Both Ash and Dusty whirled. Drawn by the ruckus, the rancher stood behind them, a rifle in his shaking hands. His wife and daughters clustered in the kitchen doorway, armed with kitchen knives and, in the case of the youngest girl, a spatula.
Dusty, a coyote shifter and therefore the more skillful liar, smoothly took command. “Rabid pig,” he said, without missing a beat. “Probably got bit by a bat or a raccoon or something. It’s been goring your cattle. You’ve been burning the carcasses, right? Tell me you didn’t try to eat anything.”
“’Course not,” the rancher said. “Tore up like they were, by God knows what … Hell, even the dogs wouldn’t touch ‘em.” He stared at the decapitated pig. “Rabies?”
“Yeah,” Ash jumped in. “Best you burn any dead animal you find.
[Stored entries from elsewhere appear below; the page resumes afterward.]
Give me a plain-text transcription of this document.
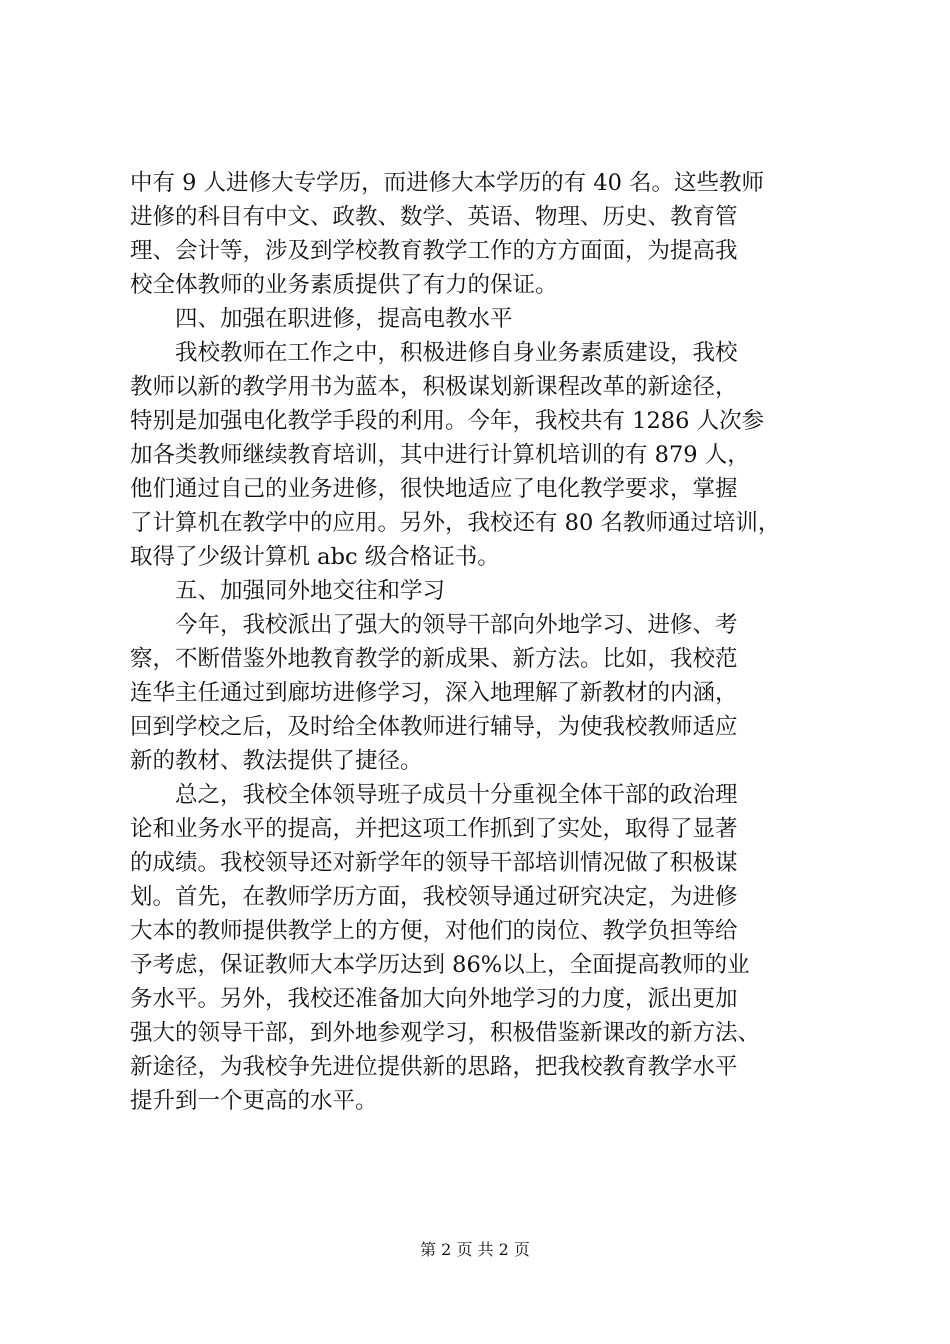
中有 9 人进修大专学历，而进修大本学历的有 40 名。这些教师
进修的科目有中文、政教、数学、英语、物理、历史、教育管
理、会计等，涉及到学校教育教学工作的方方面面，为提高我
校全体教师的业务素质提供了有力的保证。
四、加强在职进修，提高电教水平
我校教师在工作之中，积极进修自身业务素质建设，我校
教师以新的教学用书为蓝本，积极谋划新课程改革的新途径，
特别是加强电化教学手段的利用。今年，我校共有 1286 人次参
加各类教师继续教育培训，其中进行计算机培训的有 879 人，
他们通过自己的业务进修，很快地适应了电化教学要求，掌握
了计算机在教学中的应用。另外，我校还有 80 名教师通过培训，
取得了少级计算机 abc 级合格证书。
五、加强同外地交往和学习
今年，我校派出了强大的领导干部向外地学习、进修、考
察，不断借鉴外地教育教学的新成果、新方法。比如，我校范
连华主任通过到廊坊进修学习，深入地理解了新教材的内涵，
回到学校之后，及时给全体教师进行辅导，为使我校教师适应
新的教材、教法提供了捷径。
总之，我校全体领导班子成员十分重视全体干部的政治理
论和业务水平的提高，并把这项工作抓到了实处，取得了显著
的成绩。我校领导还对新学年的领导干部培训情况做了积极谋
划。首先，在教师学历方面，我校领导通过研究决定，为进修
大本的教师提供教学上的方便，对他们的岗位、教学负担等给
予考虑，保证教师大本学历达到 86%以上，全面提高教师的业
务水平。另外，我校还准备加大向外地学习的力度，派出更加
强大的领导干部，到外地参观学习，积极借鉴新课改的新方法、
新途径，为我校争先进位提供新的思路，把我校教育教学水平
提升到一个更高的水平。
第 2 页 共 2 页
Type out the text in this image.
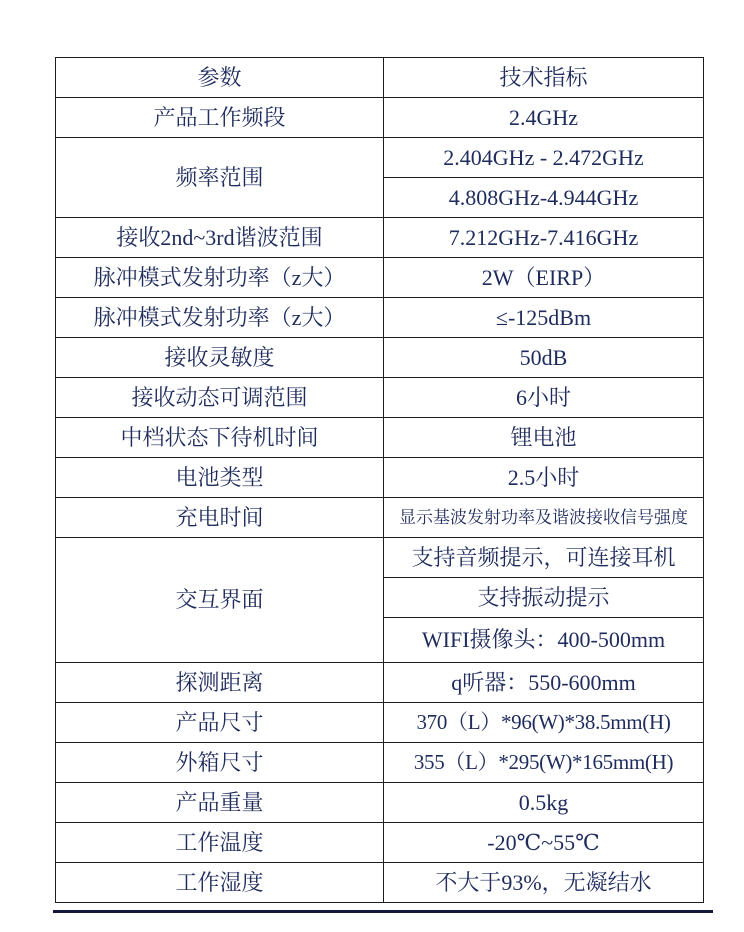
参数	技术指标
产品工作频段	2.4GHz
频率范围	2.404GHz - 2.472GHz
	4.808GHz-4.944GHz
接收2nd~3rd谐波范围	7.212GHz-7.416GHz
脉冲模式发射功率（z大）	2W（EIRP）
脉冲模式发射功率（z大）	≤-125dBm
接收灵敏度	50dB
接收动态可调范围	6小时
中档状态下待机时间	锂电池
电池类型	2.5小时
充电时间	显示基波发射功率及谐波接收信号强度
交互界面	支持音频提示，可连接耳机
	支持振动提示
	WIFI摄像头：400-500mm
探测距离	q听器：550-600mm
产品尺寸	370（L）*96(W)*38.5mm(H)
外箱尺寸	355（L）*295(W)*165mm(H)
产品重量	0.5kg
工作温度	-20℃~55℃
工作湿度	不大于93%，无凝结水
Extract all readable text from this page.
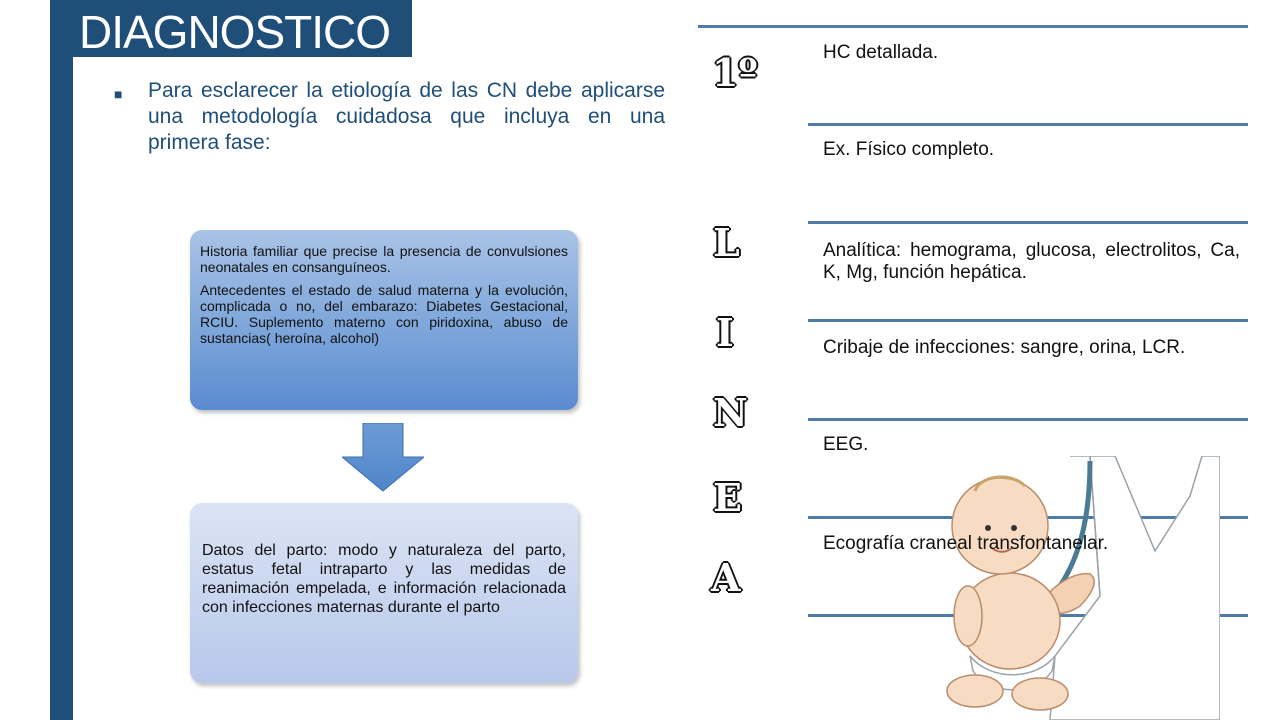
DIAGNOSTICO
■ Para esclarecer la etiología de las CN debe aplicarse una metodología cuidadosa que incluya en una primera fase:

Historia familiar que precise la presencia de convulsiones neonatales en consanguíneos.

Antecedentes el estado de salud materna y la evolución, complicada o no, del embarazo: Diabetes Gestacional, RCIU. Suplemento materno con piridoxina, abuso de sustancias( heroína, alcohol)

Datos del parto: modo y naturaleza del parto, estatus fetal intraparto y las medidas de reanimación empelada, e información relacionada con infecciones maternas durante el parto
1º
L
I
N
E
A
HC detallada.
Ex. Físico completo.
Analítica: hemograma, glucosa, electrolitos, Ca, K, Mg, función hepática.
Cribaje de infecciones: sangre, orina, LCR.
EEG.
Ecografía craneal transfontanelar.
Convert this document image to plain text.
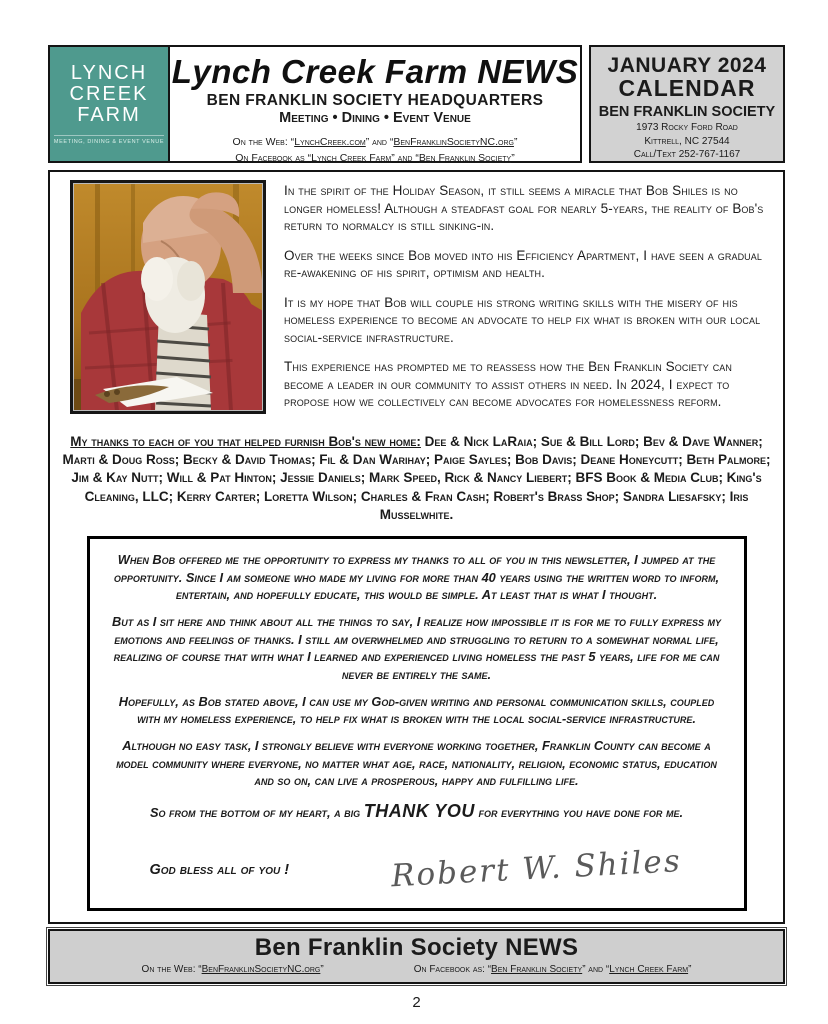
LYNCH
CREEK
FARM
MEETING, DINING & EVENT VENUE
Lynch Creek Farm NEWS
BEN FRANKLIN SOCIETY HEADQUARTERS
Meeting • Dining • Event Venue
On the Web: “LynchCreek.com” and “BenFranklinSocietyNC.org”
On Facebook as “Lynch Creek Farm” and “Ben Franklin Society”
JANUARY 2024
CALENDAR
BEN FRANKLIN SOCIETY
1973 Rocky Ford Road
Kittrell, NC 27544
Call/Text 252-767-1167

In the spirit of the Holiday Season, it still seems a miracle that Bob Shiles is no longer homeless! Although a steadfast goal for nearly 5-years, the reality of Bob's return to normalcy is still sinking-in.

Over the weeks since Bob moved into his Efficiency Apartment, I have seen a gradual re-awakening of his spirit, optimism and health.

It is my hope that Bob will couple his strong writing skills with the misery of his homeless experience to become an advocate to help fix what is broken with our local social-service infrastructure.

This experience has prompted me to reassess how the Ben Franklin Society can become a leader in our community to assist others in need. In 2024, I expect to propose how we collectively can become advocates for homelessness reform.

My thanks to each of you that helped furnish Bob's new home: Dee & Nick LaRaia; Sue & Bill Lord; Bev & Dave Wanner; Marti & Doug Ross; Becky & David Thomas; Fil & Dan Warihay; Paige Sayles; Bob Davis; Deane Honeycutt; Beth Palmore; Jim & Kay Nutt; Will & Pat Hinton; Jessie Daniels; Mark Speed, Rick & Nancy Liebert; BFS Book & Media Club; King's Cleaning, LLC; Kerry Carter; Loretta Wilson; Charles & Fran Cash; Robert's Brass Shop; Sandra Liesafsky; Iris Musselwhite.

When Bob offered me the opportunity to express my thanks to all of you in this newsletter, I jumped at the opportunity. Since I am someone who made my living for more than 40 years using the written word to inform, entertain, and hopefully educate, this would be simple. At least that is what I thought.

But as I sit here and think about all the things to say, I realize how impossible it is for me to fully express my emotions and feelings of thanks. I still am overwhelmed and struggling to return to a somewhat normal life, realizing of course that with what I learned and experienced living homeless the past 5 years, life for me can never be entirely the same.

Hopefully, as Bob stated above, I can use my God-given writing and personal communication skills, coupled with my homeless experience, to help fix what is broken with the local social-service infrastructure.

Although no easy task, I strongly believe with everyone working together, Franklin County can become a model community where everyone, no matter what age, race, nationality, religion, economic status, education and so on, can live a prosperous, happy and fulfilling life.

So from the bottom of my heart, a big THANK YOU for everything you have done for me.

God bless all of you !	Robert W. Shiles
Ben Franklin Society NEWS
On the Web: “BenFranklinSocietyNC.org”	On Facebook as: “Ben Franklin Society” and “Lynch Creek Farm”
2
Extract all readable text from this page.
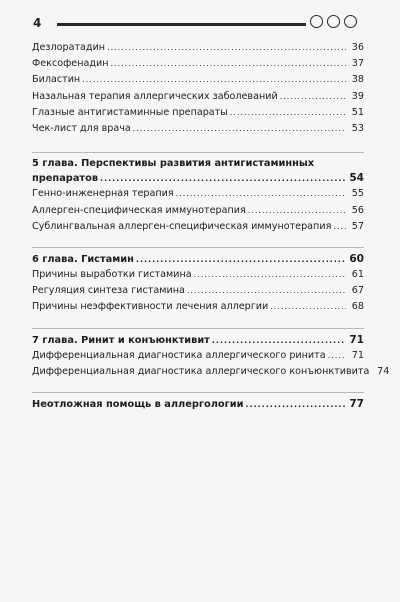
4
Дезлоратадин .....	36
Фексофенадин .....	37
Биластин .....	38
Назальная терапия аллергических заболеваний .....	39
Глазные антигистаминные препараты .....	51
Чек-лист для врача .....	53
5 глава. Перспективы развития антигистаминных
препаратов .....	54
Генно-инженерная терапия .....	55
Аллерген-специфическая иммунотерапия .....	56
Сублингвальная аллерген-специфическая иммунотерапия .....	57
6 глава. Гистамин .....	60
Причины выработки гистамина .....	61
Регуляция синтеза гистамина .....	67
Причины неэффективности лечения аллергии .....	68
7 глава. Ринит и конъюнктивит .....	71
Дифференциальная диагностика аллергического ринита .....	71
Дифференциальная диагностика аллергического конъюнктивита 74
Неотложная помощь в аллергологии .....	77
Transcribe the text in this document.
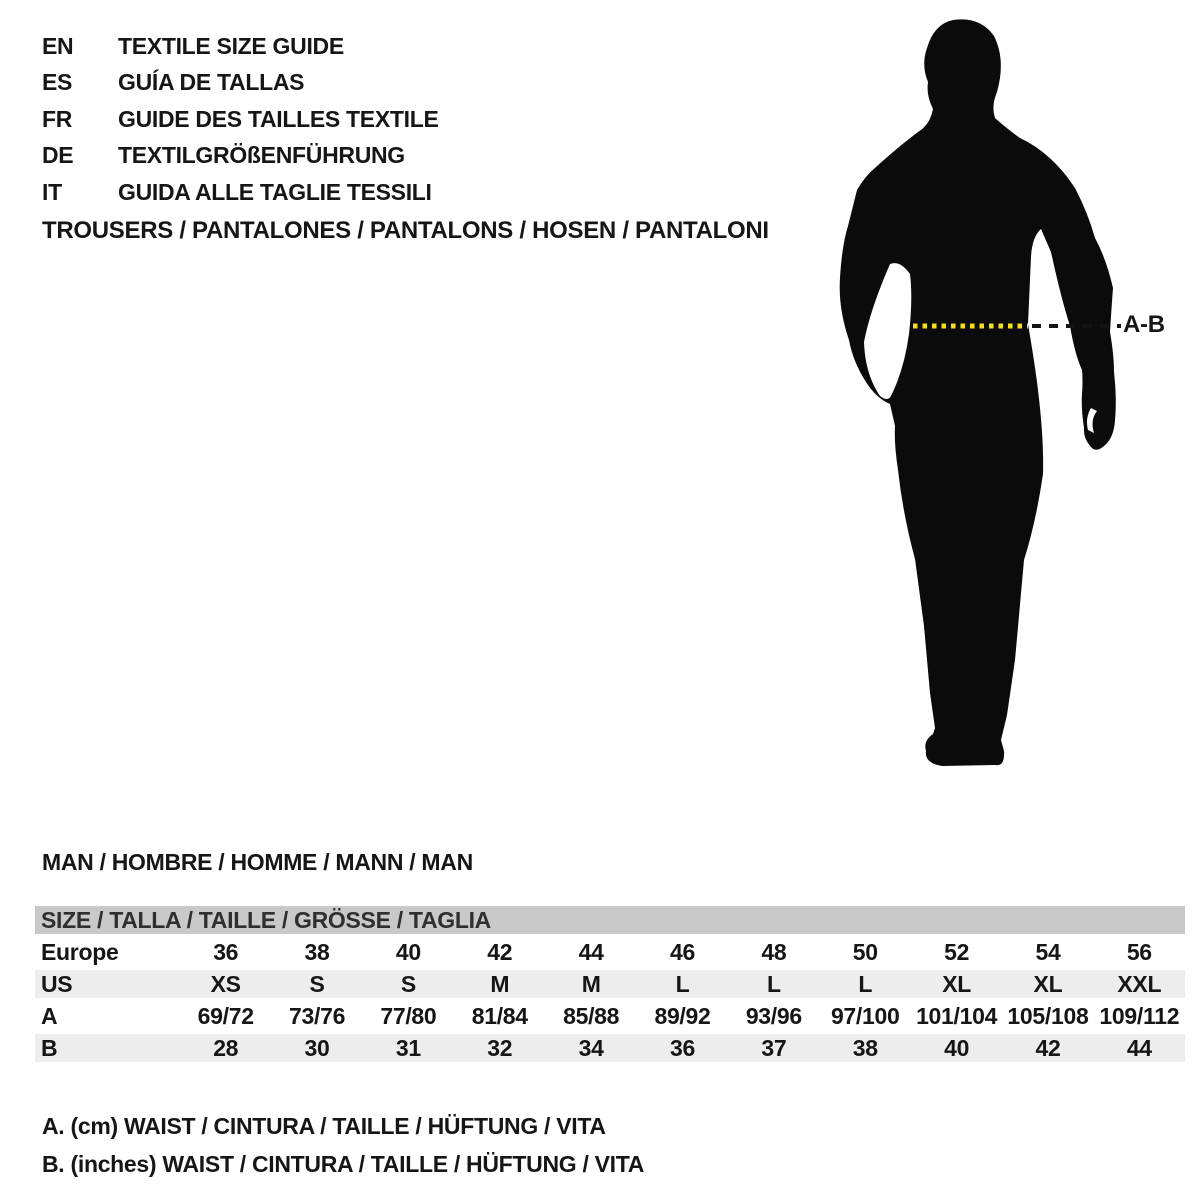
EN	TEXTILE SIZE GUIDE
ES	GUÍA DE TALLAS
FR	GUIDE DES TAILLES TEXTILE
DE	TEXTILGRÖßENFÜHRUNG
IT	GUIDA ALLE TAGLIE TESSILI
TROUSERS / PANTALONES / PANTALONS / HOSEN / PANTALONI
A-B
MAN / HOMBRE / HOMME / MANN / MAN
SIZE / TALLA / TAILLE / GRÖSSE / TAGLIA
Europe	36	38	40	42	44	46	48	50	52	54	56
US	XS	S	S	M	M	L	L	L	XL	XL	XXL
A	69/72	73/76	77/80	81/84	85/88	89/92	93/96	97/100 101/104 105/108 109/112
B	28	30	31	32	34	36	37	38	40	42	44
A. (cm) WAIST / CINTURA / TAILLE / HÜFTUNG / VITA
B. (inches) WAIST / CINTURA / TAILLE / HÜFTUNG / VITA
Cut the head off too.” The rancher stared at him. Ash shrugged. “Couldn’t hurt. And pass the word around to your neighbors. There might be other infected animals out there. You see anything that acts weird, especially at night, don’t hesitate to kill it.”
“We’ll take care of this one,” Dusty said, jerking his chin at the pig. “No extra charge.”
“Thanks,” the rancher said. He put up his rifle and walked back to the house.
Dusty nudged the pig’s head with his toe. The jaws and their tusk/fangs champed. Dusty leaped back hastily, but it was only muscular reflex as the nerves passed from undead to real dead. “Okay, how the hell did this happen?”
Ash scowled at the head. “Goddamn hipsters.”
“Huh? As your sister always likes to say, come again?”
“Hipster vampires. Those sanctimonious metrobats. You know the ones I mean. The ones who make it a point of pride not to suck on humans. They feed on animals only. Except some a-holes always glut themselves no matter what they’re drinking. This is what happens when a vampire feeds on an animal without killing it outright first. Especially if it fights back, like a boar would, and gets bat blood in its mouth. The animal crawls into a hole or den or some other protected place and dies. Three days later …” Ash kicked at the razorback’s body. Unlike the head, the body didn’t react.
“Scat,” Dusty said. “Why didn’t it dissolve?”
“Too recently dead, would be my guess. Maybe it hadn’t had a chance to infect too much of the local wildlife.”
“I got this,” Dusty said. Cupping his hands to his mouth, he sent a powerful howl echoing out over the scrub. “There. If Lou’s still in earshot, or any of her pack, now they know what’s up. They’ll clean out anything the ranchers don’t get. So, you up for pig barbecue?”
“Not here. Let’s take it over to Annie’s. She’ll want to see this. Anything vampire related gets her full attention.”
Dusty growled under his breath at the thought of having to lug three hundred pounds of undead pork to their pickup. Then, slowly, he grinned. “After Annie studies it and before we torch it, let me do a little cosmetic work on it and take a couple of pictures. Send ‘em to that cryptozoologist over in Barnard. Shots of a genuine Chupacabra ought to make his day.”
“You don’t even believe in Chupacabra.”
Dusty chuckled wickedly. “He does.”
“I worry about you, man.” Ash shucked his shirt. “To wrap the head in,” he explained. “Soon as I get this secured, I’ll be back to help you with the rest of it.”